Günter Grass rectificó de sal


 
Cinco de la mañana. Después de montar el café, me asomo a la ventana y miro un carpintero que vuela cantando. Abro una página y leo que murió Günter Grass. En caravana, como dice el tango, pasan los recuerdos de sus libros, de los cuales el primero en esta casa es, sin duda, El rodaballo, una fantástica historia de la cocina, pero también de Alemania y de la humanidad, contada a partir de un cuento de los hermanos Grimm. Según los lectores alemanes, esa novela inmensa de Grass tiene el mejor comienzo de narración alguna en su idioma. Es una referencia culinaria y gustativa: “Ilsebill rectificó de sal”. Después vienen la historia, la crónica, las maravillas de una trama que no ha concluido todavía. 
 

Todo lo cuenta un rodaballo, que a veces está en la mesa, estofado en vino blanco con alcaparras y servido en porcelana de Sajonia. Uno de los personajes quería aceitarlo por ambos lados, espolvorearlo con albahaca y dejar que se hiciera en horno moderado durante media hora.

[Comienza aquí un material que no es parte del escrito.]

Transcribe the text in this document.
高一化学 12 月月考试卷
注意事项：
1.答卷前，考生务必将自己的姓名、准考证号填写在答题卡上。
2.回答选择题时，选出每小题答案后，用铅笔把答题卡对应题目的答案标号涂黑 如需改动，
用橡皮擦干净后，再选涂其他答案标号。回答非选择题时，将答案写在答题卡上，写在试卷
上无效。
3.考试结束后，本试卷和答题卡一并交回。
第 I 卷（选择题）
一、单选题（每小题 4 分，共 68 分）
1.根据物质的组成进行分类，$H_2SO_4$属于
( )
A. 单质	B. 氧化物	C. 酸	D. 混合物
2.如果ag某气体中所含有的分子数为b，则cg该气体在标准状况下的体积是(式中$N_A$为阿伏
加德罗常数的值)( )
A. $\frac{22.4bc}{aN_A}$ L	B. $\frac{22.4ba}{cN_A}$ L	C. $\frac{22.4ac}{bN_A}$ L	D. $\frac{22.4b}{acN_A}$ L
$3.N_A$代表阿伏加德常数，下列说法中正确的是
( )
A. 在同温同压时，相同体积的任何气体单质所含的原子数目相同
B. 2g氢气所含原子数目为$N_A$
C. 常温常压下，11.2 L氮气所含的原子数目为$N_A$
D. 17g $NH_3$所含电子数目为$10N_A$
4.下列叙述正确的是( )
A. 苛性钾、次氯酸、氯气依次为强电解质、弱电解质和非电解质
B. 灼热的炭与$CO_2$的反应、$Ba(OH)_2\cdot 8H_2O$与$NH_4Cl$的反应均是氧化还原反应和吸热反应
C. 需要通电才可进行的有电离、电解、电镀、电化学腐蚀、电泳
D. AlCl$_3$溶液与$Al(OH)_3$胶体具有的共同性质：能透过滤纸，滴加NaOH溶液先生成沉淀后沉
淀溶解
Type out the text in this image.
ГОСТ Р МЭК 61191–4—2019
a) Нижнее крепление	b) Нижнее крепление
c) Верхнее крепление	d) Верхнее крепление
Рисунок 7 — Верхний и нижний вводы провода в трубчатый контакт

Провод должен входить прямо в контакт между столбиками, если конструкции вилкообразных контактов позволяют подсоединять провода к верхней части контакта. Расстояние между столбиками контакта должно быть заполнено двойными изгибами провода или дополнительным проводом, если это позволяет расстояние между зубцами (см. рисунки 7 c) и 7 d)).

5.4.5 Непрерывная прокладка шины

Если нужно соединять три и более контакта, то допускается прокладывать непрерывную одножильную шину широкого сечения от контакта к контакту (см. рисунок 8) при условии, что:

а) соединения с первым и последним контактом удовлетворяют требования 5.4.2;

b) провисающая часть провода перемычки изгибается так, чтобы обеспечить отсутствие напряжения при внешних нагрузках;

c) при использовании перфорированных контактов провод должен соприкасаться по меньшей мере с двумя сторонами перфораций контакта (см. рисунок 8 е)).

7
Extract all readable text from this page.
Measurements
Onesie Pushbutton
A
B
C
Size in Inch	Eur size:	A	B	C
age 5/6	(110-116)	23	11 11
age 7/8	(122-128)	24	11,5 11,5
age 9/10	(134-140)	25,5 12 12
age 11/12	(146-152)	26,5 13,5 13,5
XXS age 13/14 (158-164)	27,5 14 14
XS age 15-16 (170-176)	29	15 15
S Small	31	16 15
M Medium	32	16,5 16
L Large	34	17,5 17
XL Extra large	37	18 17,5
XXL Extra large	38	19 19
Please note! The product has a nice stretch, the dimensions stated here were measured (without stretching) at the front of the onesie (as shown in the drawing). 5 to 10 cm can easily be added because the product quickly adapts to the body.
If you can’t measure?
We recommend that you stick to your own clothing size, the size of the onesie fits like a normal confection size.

Pero el rodaballo, que tiene los secretos de la desmesura y de la eternidad, siempre vuelve al mar. No se sabe por qué misterio, pero vuelve. Como diría un viejo poeta venezolano: “Pegúntaselo al mar, que el mar lo sabe”.
 

El rodaballo de Günter Grass es un aluvión de cocina y poesía. De sus páginas un día salió la alcaravea moruna para ser fruto seco en la choucroute.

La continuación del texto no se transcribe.